La piscine du parc Marchand, dans Limoilou, était ouverte le lendemain du drame.

Mort du baigneur secouru dans une piscine publique de Limoilou

Le jeune homme de 22 ans s'étant presque noyé le 29 juin dans une piscine publique de Limoilou est mort dans les jours suivant ce qui a été à l'origine qualifié de sauvetage in extremis. De longues minutes passées en arrêt cardiorespiratoire lui auront finalement été fatales.
La triste nouvelle a été confirmée par le Service de police de la Ville de Québec (SPVQ), lundi. L'identité de la victime n'a pas été confirmée, à la demande de la famille.

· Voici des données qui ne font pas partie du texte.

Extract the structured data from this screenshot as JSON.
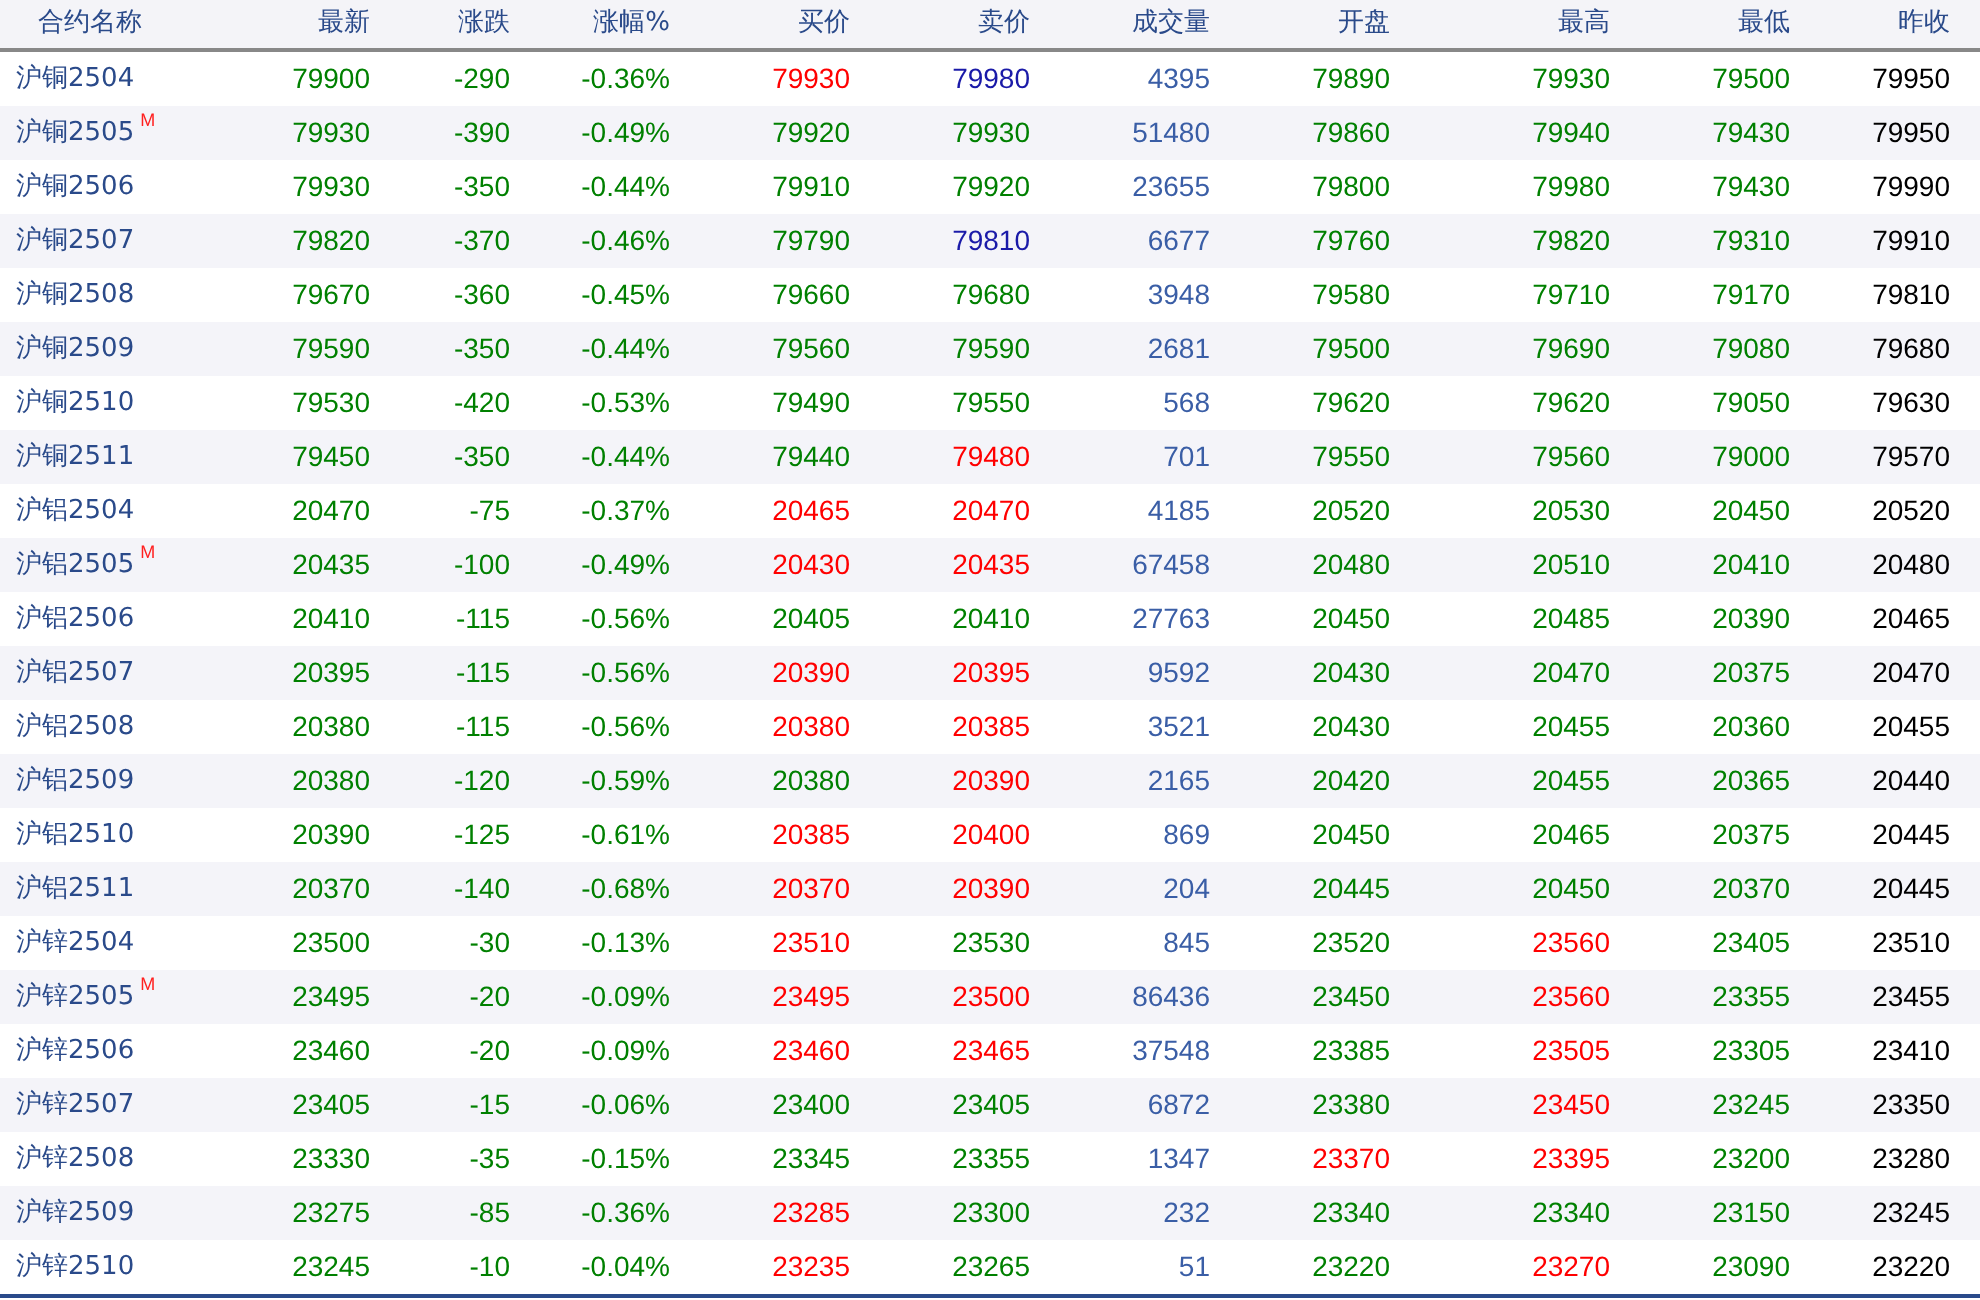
{
  "table": {
    "columns": [
      "合约名称",
      "最新",
      "涨跌",
      "涨幅%",
      "买价",
      "卖价",
      "成交量",
      "开盘",
      "最高",
      "最低",
      "昨收"
    ],
    "rows": [
      {
        "cells": [
          {
            "text": "沪铜2504",
            "color": "#2a4a8a"
          },
          {
            "text": "79900",
            "color": "#008000"
          },
          {
            "text": "-290",
            "color": "#008000"
          },
          {
            "text": "-0.36%",
            "color": "#008000"
          },
          {
            "text": "79930",
            "color": "#ff0000"
          },
          {
            "text": "79980",
            "color": "#1a1aa8"
          },
          {
            "text": "4395",
            "color": "#3a5ea6"
          },
          {
            "text": "79890",
            "color": "#008000"
          },
          {
            "text": "79930",
            "color": "#008000"
          },
          {
            "text": "79500",
            "color": "#008000"
          },
          {
            "text": "79950",
            "color": "#000000"
          }
        ]
      },
      {
        "cells": [
          {
            "text": "沪铜2505",
            "color": "#2a4a8a",
            "badge": "M"
          },
          {
            "text": "79930",
            "color": "#008000"
          },
          {
            "text": "-390",
            "color": "#008000"
          },
          {
            "text": "-0.49%",
            "color": "#008000"
          },
          {
            "text": "79920",
            "color": "#008000"
          },
          {
            "text": "79930",
            "color": "#008000"
          },
          {
            "text": "51480",
            "color": "#3a5ea6"
          },
          {
            "text": "79860",
            "color": "#008000"
          },
          {
            "text": "79940",
            "color": "#008000"
          },
          {
            "text": "79430",
            "color": "#008000"
          },
          {
            "text": "79950",
            "color": "#000000"
          }
        ]
      },
      {
        "cells": [
          {
            "text": "沪铜2506",
            "color": "#2a4a8a"
          },
          {
            "text": "79930",
            "color": "#008000"
          },
          {
            "text": "-350",
            "color": "#008000"
          },
          {
            "text": "-0.44%",
            "color": "#008000"
          },
          {
            "text": "79910",
            "color": "#008000"
          },
          {
            "text": "79920",
            "color": "#008000"
          },
          {
            "text": "23655",
            "color": "#3a5ea6"
          },
          {
            "text": "79800",
            "color": "#008000"
          },
          {
            "text": "79980",
            "color": "#008000"
          },
          {
            "text": "79430",
            "color": "#008000"
          },
          {
            "text": "79990",
            "color": "#000000"
          }
        ]
      },
      {
        "cells": [
          {
            "text": "沪铜2507",
            "color": "#2a4a8a"
          },
          {
            "text": "79820",
            "color": "#008000"
          },
          {
            "text": "-370",
            "color": "#008000"
          },
          {
            "text": "-0.46%",
            "color": "#008000"
          },
          {
            "text": "79790",
            "color": "#008000"
          },
          {
            "text": "79810",
            "color": "#1a1aa8"
          },
          {
            "text": "6677",
            "color": "#3a5ea6"
          },
          {
            "text": "79760",
            "color": "#008000"
          },
          {
            "text": "79820",
            "color": "#008000"
          },
          {
            "text": "79310",
            "color": "#008000"
          },
          {
            "text": "79910",
            "color": "#000000"
          }
        ]
      },
      {
        "cells": [
          {
            "text": "沪铜2508",
            "color": "#2a4a8a"
          },
          {
            "text": "79670",
            "color": "#008000"
          },
          {
            "text": "-360",
            "color": "#008000"
          },
          {
            "text": "-0.45%",
            "color": "#008000"
          },
          {
            "text": "79660",
            "color": "#008000"
          },
          {
            "text": "79680",
            "color": "#008000"
          },
          {
            "text": "3948",
            "color": "#3a5ea6"
          },
          {
            "text": "79580",
            "color": "#008000"
          },
          {
            "text": "79710",
            "color": "#008000"
          },
          {
            "text": "79170",
            "color": "#008000"
          },
          {
            "text": "79810",
            "color": "#000000"
          }
        ]
      },
      {
        "cells": [
          {
            "text": "沪铜2509",
            "color": "#2a4a8a"
          },
          {
            "text": "79590",
            "color": "#008000"
          },
          {
            "text": "-350",
            "color": "#008000"
          },
          {
            "text": "-0.44%",
            "color": "#008000"
          },
          {
            "text": "79560",
            "color": "#008000"
          },
          {
            "text": "79590",
            "color": "#008000"
          },
          {
            "text": "2681",
            "color": "#3a5ea6"
          },
          {
            "text": "79500",
            "color": "#008000"
          },
          {
            "text": "79690",
            "color": "#008000"
          },
          {
            "text": "79080",
            "color": "#008000"
          },
          {
            "text": "79680",
            "color": "#000000"
          }
        ]
      },
      {
        "cells": [
          {
            "text": "沪铜2510",
            "color": "#2a4a8a"
          },
          {
            "text": "79530",
            "color": "#008000"
          },
          {
            "text": "-420",
            "color": "#008000"
          },
          {
            "text": "-0.53%",
            "color": "#008000"
          },
          {
            "text": "79490",
            "color": "#008000"
          },
          {
            "text": "79550",
            "color": "#008000"
          },
          {
            "text": "568",
            "color": "#3a5ea6"
          },
          {
            "text": "79620",
            "color": "#008000"
          },
          {
            "text": "79620",
            "color": "#008000"
          },
          {
            "text": "79050",
            "color": "#008000"
          },
          {
            "text": "79630",
            "color": "#000000"
          }
        ]
      },
      {
        "cells": [
          {
            "text": "沪铜2511",
            "color": "#2a4a8a"
          },
          {
            "text": "79450",
            "color": "#008000"
          },
          {
            "text": "-350",
            "color": "#008000"
          },
          {
            "text": "-0.44%",
            "color": "#008000"
          },
          {
            "text": "79440",
            "color": "#008000"
          },
          {
            "text": "79480",
            "color": "#ff0000"
          },
          {
            "text": "701",
            "color": "#3a5ea6"
          },
          {
            "text": "79550",
            "color": "#008000"
          },
          {
            "text": "79560",
            "color": "#008000"
          },
          {
            "text": "79000",
            "color": "#008000"
          },
          {
            "text": "79570",
            "color": "#000000"
          }
        ]
      },
      {
        "cells": [
          {
            "text": "沪铝2504",
            "color": "#2a4a8a"
          },
          {
            "text": "20470",
            "color": "#008000"
          },
          {
            "text": "-75",
            "color": "#008000"
          },
          {
            "text": "-0.37%",
            "color": "#008000"
          },
          {
            "text": "20465",
            "color": "#ff0000"
          },
          {
            "text": "20470",
            "color": "#ff0000"
          },
          {
            "text": "4185",
            "color": "#3a5ea6"
          },
          {
            "text": "20520",
            "color": "#008000"
          },
          {
            "text": "20530",
            "color": "#008000"
          },
          {
            "text": "20450",
            "color": "#008000"
          },
          {
            "text": "20520",
            "color": "#000000"
          }
        ]
      },
      {
        "cells": [
          {
            "text": "沪铝2505",
            "color": "#2a4a8a",
            "badge": "M"
          },
          {
            "text": "20435",
            "color": "#008000"
          },
          {
            "text": "-100",
            "color": "#008000"
          },
          {
            "text": "-0.49%",
            "color": "#008000"
          },
          {
            "text": "20430",
            "color": "#ff0000"
          },
          {
            "text": "20435",
            "color": "#ff0000"
          },
          {
            "text": "67458",
            "color": "#3a5ea6"
          },
          {
            "text": "20480",
            "color": "#008000"
          },
          {
            "text": "20510",
            "color": "#008000"
          },
          {
            "text": "20410",
            "color": "#008000"
          },
          {
            "text": "20480",
            "color": "#000000"
          }
        ]
      },
      {
        "cells": [
          {
            "text": "沪铝2506",
            "color": "#2a4a8a"
          },
          {
            "text": "20410",
            "color": "#008000"
          },
          {
            "text": "-115",
            "color": "#008000"
          },
          {
            "text": "-0.56%",
            "color": "#008000"
          },
          {
            "text": "20405",
            "color": "#008000"
          },
          {
            "text": "20410",
            "color": "#008000"
          },
          {
            "text": "27763",
            "color": "#3a5ea6"
          },
          {
            "text": "20450",
            "color": "#008000"
          },
          {
            "text": "20485",
            "color": "#008000"
          },
          {
            "text": "20390",
            "color": "#008000"
          },
          {
            "text": "20465",
            "color": "#000000"
          }
        ]
      },
      {
        "cells": [
          {
            "text": "沪铝2507",
            "color": "#2a4a8a"
          },
          {
            "text": "20395",
            "color": "#008000"
          },
          {
            "text": "-115",
            "color": "#008000"
          },
          {
            "text": "-0.56%",
            "color": "#008000"
          },
          {
            "text": "20390",
            "color": "#ff0000"
          },
          {
            "text": "20395",
            "color": "#ff0000"
          },
          {
            "text": "9592",
            "color": "#3a5ea6"
          },
          {
            "text": "20430",
            "color": "#008000"
          },
          {
            "text": "20470",
            "color": "#008000"
          },
          {
            "text": "20375",
            "color": "#008000"
          },
          {
            "text": "20470",
            "color": "#000000"
          }
        ]
      },
      {
        "cells": [
          {
            "text": "沪铝2508",
            "color": "#2a4a8a"
          },
          {
            "text": "20380",
            "color": "#008000"
          },
          {
            "text": "-115",
            "color": "#008000"
          },
          {
            "text": "-0.56%",
            "color": "#008000"
          },
          {
            "text": "20380",
            "color": "#ff0000"
          },
          {
            "text": "20385",
            "color": "#ff0000"
          },
          {
            "text": "3521",
            "color": "#3a5ea6"
          },
          {
            "text": "20430",
            "color": "#008000"
          },
          {
            "text": "20455",
            "color": "#008000"
          },
          {
            "text": "20360",
            "color": "#008000"
          },
          {
            "text": "20455",
            "color": "#000000"
          }
        ]
      },
      {
        "cells": [
          {
            "text": "沪铝2509",
            "color": "#2a4a8a"
          },
          {
            "text": "20380",
            "color": "#008000"
          },
          {
            "text": "-120",
            "color": "#008000"
          },
          {
            "text": "-0.59%",
            "color": "#008000"
          },
          {
            "text": "20380",
            "color": "#008000"
          },
          {
            "text": "20390",
            "color": "#ff0000"
          },
          {
            "text": "2165",
            "color": "#3a5ea6"
          },
          {
            "text": "20420",
            "color": "#008000"
          },
          {
            "text": "20455",
            "color": "#008000"
          },
          {
            "text": "20365",
            "color": "#008000"
          },
          {
            "text": "20440",
            "color": "#000000"
          }
        ]
      },
      {
        "cells": [
          {
            "text": "沪铝2510",
            "color": "#2a4a8a"
          },
          {
            "text": "20390",
            "color": "#008000"
          },
          {
            "text": "-125",
            "color": "#008000"
          },
          {
            "text": "-0.61%",
            "color": "#008000"
          },
          {
            "text": "20385",
            "color": "#ff0000"
          },
          {
            "text": "20400",
            "color": "#ff0000"
          },
          {
            "text": "869",
            "color": "#3a5ea6"
          },
          {
            "text": "20450",
            "color": "#008000"
          },
          {
            "text": "20465",
            "color": "#008000"
          },
          {
            "text": "20375",
            "color": "#008000"
          },
          {
            "text": "20445",
            "color": "#000000"
          }
        ]
      },
      {
        "cells": [
          {
            "text": "沪铝2511",
            "color": "#2a4a8a"
          },
          {
            "text": "20370",
            "color": "#008000"
          },
          {
            "text": "-140",
            "color": "#008000"
          },
          {
            "text": "-0.68%",
            "color": "#008000"
          },
          {
            "text": "20370",
            "color": "#ff0000"
          },
          {
            "text": "20390",
            "color": "#ff0000"
          },
          {
            "text": "204",
            "color": "#3a5ea6"
          },
          {
            "text": "20445",
            "color": "#008000"
          },
          {
            "text": "20450",
            "color": "#008000"
          },
          {
            "text": "20370",
            "color": "#008000"
          },
          {
            "text": "20445",
            "color": "#000000"
          }
        ]
      },
      {
        "cells": [
          {
            "text": "沪锌2504",
            "color": "#2a4a8a"
          },
          {
            "text": "23500",
            "color": "#008000"
          },
          {
            "text": "-30",
            "color": "#008000"
          },
          {
            "text": "-0.13%",
            "color": "#008000"
          },
          {
            "text": "23510",
            "color": "#ff0000"
          },
          {
            "text": "23530",
            "color": "#008000"
          },
          {
            "text": "845",
            "color": "#3a5ea6"
          },
          {
            "text": "23520",
            "color": "#008000"
          },
          {
            "text": "23560",
            "color": "#ff0000"
          },
          {
            "text": "23405",
            "color": "#008000"
          },
          {
            "text": "23510",
            "color": "#000000"
          }
        ]
      },
      {
        "cells": [
          {
            "text": "沪锌2505",
            "color": "#2a4a8a",
            "badge": "M"
          },
          {
            "text": "23495",
            "color": "#008000"
          },
          {
            "text": "-20",
            "color": "#008000"
          },
          {
            "text": "-0.09%",
            "color": "#008000"
          },
          {
            "text": "23495",
            "color": "#ff0000"
          },
          {
            "text": "23500",
            "color": "#ff0000"
          },
          {
            "text": "86436",
            "color": "#3a5ea6"
          },
          {
            "text": "23450",
            "color": "#008000"
          },
          {
            "text": "23560",
            "color": "#ff0000"
          },
          {
            "text": "23355",
            "color": "#008000"
          },
          {
            "text": "23455",
            "color": "#000000"
          }
        ]
      },
      {
        "cells": [
          {
            "text": "沪锌2506",
            "color": "#2a4a8a"
          },
          {
            "text": "23460",
            "color": "#008000"
          },
          {
            "text": "-20",
            "color": "#008000"
          },
          {
            "text": "-0.09%",
            "color": "#008000"
          },
          {
            "text": "23460",
            "color": "#ff0000"
          },
          {
            "text": "23465",
            "color": "#ff0000"
          },
          {
            "text": "37548",
            "color": "#3a5ea6"
          },
          {
            "text": "23385",
            "color": "#008000"
          },
          {
            "text": "23505",
            "color": "#ff0000"
          },
          {
            "text": "23305",
            "color": "#008000"
          },
          {
            "text": "23410",
            "color": "#000000"
          }
        ]
      },
      {
        "cells": [
          {
            "text": "沪锌2507",
            "color": "#2a4a8a"
          },
          {
            "text": "23405",
            "color": "#008000"
          },
          {
            "text": "-15",
            "color": "#008000"
          },
          {
            "text": "-0.06%",
            "color": "#008000"
          },
          {
            "text": "23400",
            "color": "#008000"
          },
          {
            "text": "23405",
            "color": "#008000"
          },
          {
            "text": "6872",
            "color": "#3a5ea6"
          },
          {
            "text": "23380",
            "color": "#008000"
          },
          {
            "text": "23450",
            "color": "#ff0000"
          },
          {
            "text": "23245",
            "color": "#008000"
          },
          {
            "text": "23350",
            "color": "#000000"
          }
        ]
      },
      {
        "cells": [
          {
            "text": "沪锌2508",
            "color": "#2a4a8a"
          },
          {
            "text": "23330",
            "color": "#008000"
          },
          {
            "text": "-35",
            "color": "#008000"
          },
          {
            "text": "-0.15%",
            "color": "#008000"
          },
          {
            "text": "23345",
            "color": "#008000"
          },
          {
            "text": "23355",
            "color": "#008000"
          },
          {
            "text": "1347",
            "color": "#3a5ea6"
          },
          {
            "text": "23370",
            "color": "#ff0000"
          },
          {
            "text": "23395",
            "color": "#ff0000"
          },
          {
            "text": "23200",
            "color": "#008000"
          },
          {
            "text": "23280",
            "color": "#000000"
          }
        ]
      },
      {
        "cells": [
          {
            "text": "沪锌2509",
            "color": "#2a4a8a"
          },
          {
            "text": "23275",
            "color": "#008000"
          },
          {
            "text": "-85",
            "color": "#008000"
          },
          {
            "text": "-0.36%",
            "color": "#008000"
          },
          {
            "text": "23285",
            "color": "#ff0000"
          },
          {
            "text": "23300",
            "color": "#008000"
          },
          {
            "text": "232",
            "color": "#3a5ea6"
          },
          {
            "text": "23340",
            "color": "#008000"
          },
          {
            "text": "23340",
            "color": "#008000"
          },
          {
            "text": "23150",
            "color": "#008000"
          },
          {
            "text": "23245",
            "color": "#000000"
          }
        ]
      },
      {
        "cells": [
          {
            "text": "沪锌2510",
            "color": "#2a4a8a"
          },
          {
            "text": "23245",
            "color": "#008000"
          },
          {
            "text": "-10",
            "color": "#008000"
          },
          {
            "text": "-0.04%",
            "color": "#008000"
          },
          {
            "text": "23235",
            "color": "#ff0000"
          },
          {
            "text": "23265",
            "color": "#008000"
          },
          {
            "text": "51",
            "color": "#3a5ea6"
          },
          {
            "text": "23220",
            "color": "#008000"
          },
          {
            "text": "23270",
            "color": "#ff0000"
          },
          {
            "text": "23090",
            "color": "#008000"
          },
          {
            "text": "23220",
            "color": "#000000"
          }
        ]
      }
    ]
  }
}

Le SPVQ avait ouvert une enquête afin de déterminer les causes de l'accident. Mais comme il n'y a «aucune incidence criminelle» dans ce dossier et qu'il y a maintenant décès, l'enquête a été transférée au Bureau du coroner, a indiqué Marie-Ève Painchaud, porte-parole au SPVQ.
Le jeune homme se baignait dans la piscine du parc Marchand, vers 15h30, lorsqu'il a été aperçu inerte au fond de l'eau par un autre baigneur. Le civil avait remonté le corps à la surface et deux sauveteurs ont pratiqué des manoeuvres de réanimation, sans succès. Des témoins ont affirmé que le jeune homme s'était cogné la tête.
Une ambulance qui passait par hasard dans le secteur a été alertée et les paramédicaux sont ainsi venus en aide au jeune homme avant même qu'un appel d'urgence ne soit fait. Le baigneur, en arrêt cardiorespiratoire depuis de longues minutes, avait donné signe de vie à son arrivée à l'hôpital.
Dans les heures suivant l'incident, le baigneur avait été déclaré stable et hors de danger, avant de voir son état se détériorer de nouveau en soirée. Il est mort quelques jours plus tard.
«Un bête accident»
La Ville de Québec confirme que quatre sauveteurs se trouvaient sur les lieux, dont trois aux abords de la piscine ce jour-là. Aucun changement n'est prévu à la réglementation des piscines à la Ville malgré cet événement. «C'est un bête accident», a relaté David O'Brien, porte-parole de l'administration municipale. «La Ville n'entrevoit pas modifier sa réglementation puisque la police n'a pas pointé vers la négligence, d'aucune manière», a-t-il ajouté.
Selon les employés en poste, 180 baigneurs se trouvaient sur place le 29 juin. La piscine du parc Marchand peut en accueillir jusqu'à 345. «Il n'est pas du tout question de présence [surabondante] de baigneurs ou d'une déficience [des installations]», conclut la Ville.
Advenant que le coroner émette des recommandations, la Ville en prendra acte.